In a time when terrorist oriented countries such as Iran and Libya were tempering their passion for openly funding terrorism, an unlikely supporter emerged. Who would have thought that a country desperately trying to stabilize after a 1989 coup d'etat, engulfed in civil war for the past thirteen years, and economically crippled would openly engage in terrorist activities?
U.S.-Sudan Terrorism Ties Spell Disaster for Anti-Khartoum Activists
Quote:
When President George W. Bush announced his "war" against terrorism, activists who have lobbied hard to persuade Congress to impose far-reaching sanctions against Sudan's National Islamic Front (NIF) government for what they say is "genocidal" repression against the South thought victory was theirs at last. Not only had the NIF hosted the prime suspect, Osama bin Laden, from 1991 to 1996, but the State Department only last April, in its annual report on terrorism, said Khartoum was still being "used as a safe haven of various groups, including associates of Osama bin Laden's al Qaeda organization."

"Sudan must be seen as an essential piece of the (terrorism) puzzle," said Nina Shea, a member of the quasi-governmental U.S. Commission on International Religious Freedom shortly after Bush's announcement.

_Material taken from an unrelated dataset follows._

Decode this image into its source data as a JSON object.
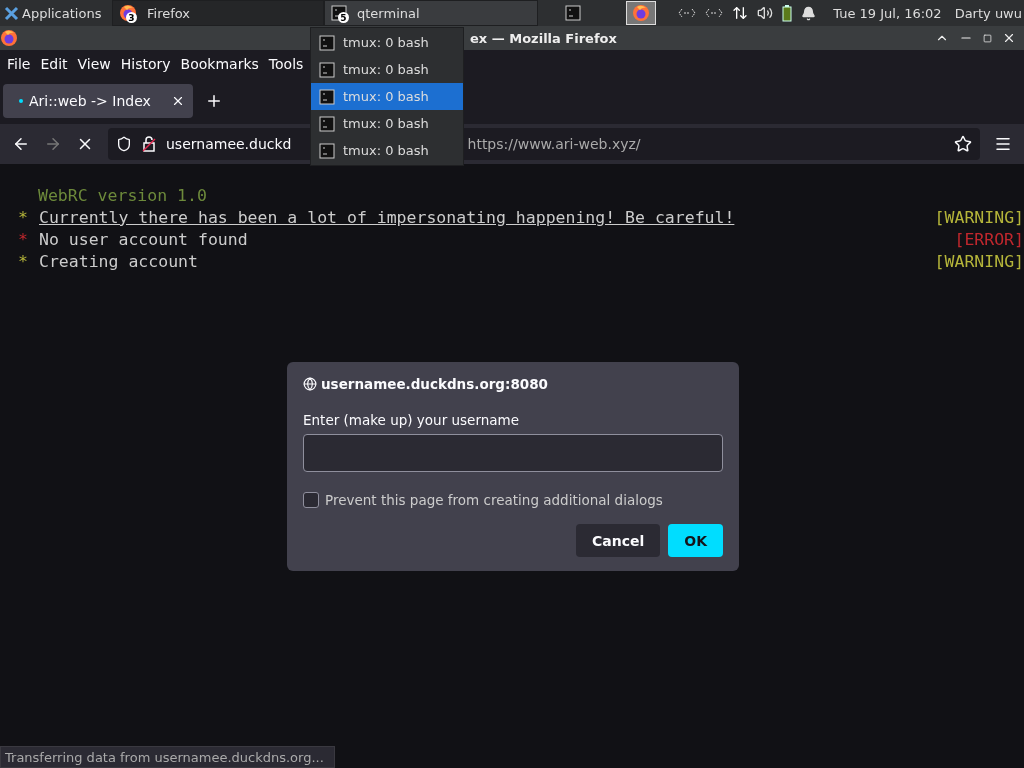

They may not be up to the level of the "Axis of Evil" but, Cuba Serbia and Sudan join to make the 'Axis of Somewhat Evil'

Clinton made a decision to not cooperate with a terrorist nation. Additionally we only had suspicions, not proof that Osama had masterminded the first attack on the WTC. Is that enough to risk strengthening another terroristic nation? Hindsight tells us yes. but I think from what he had to work with he made the right decision at the time.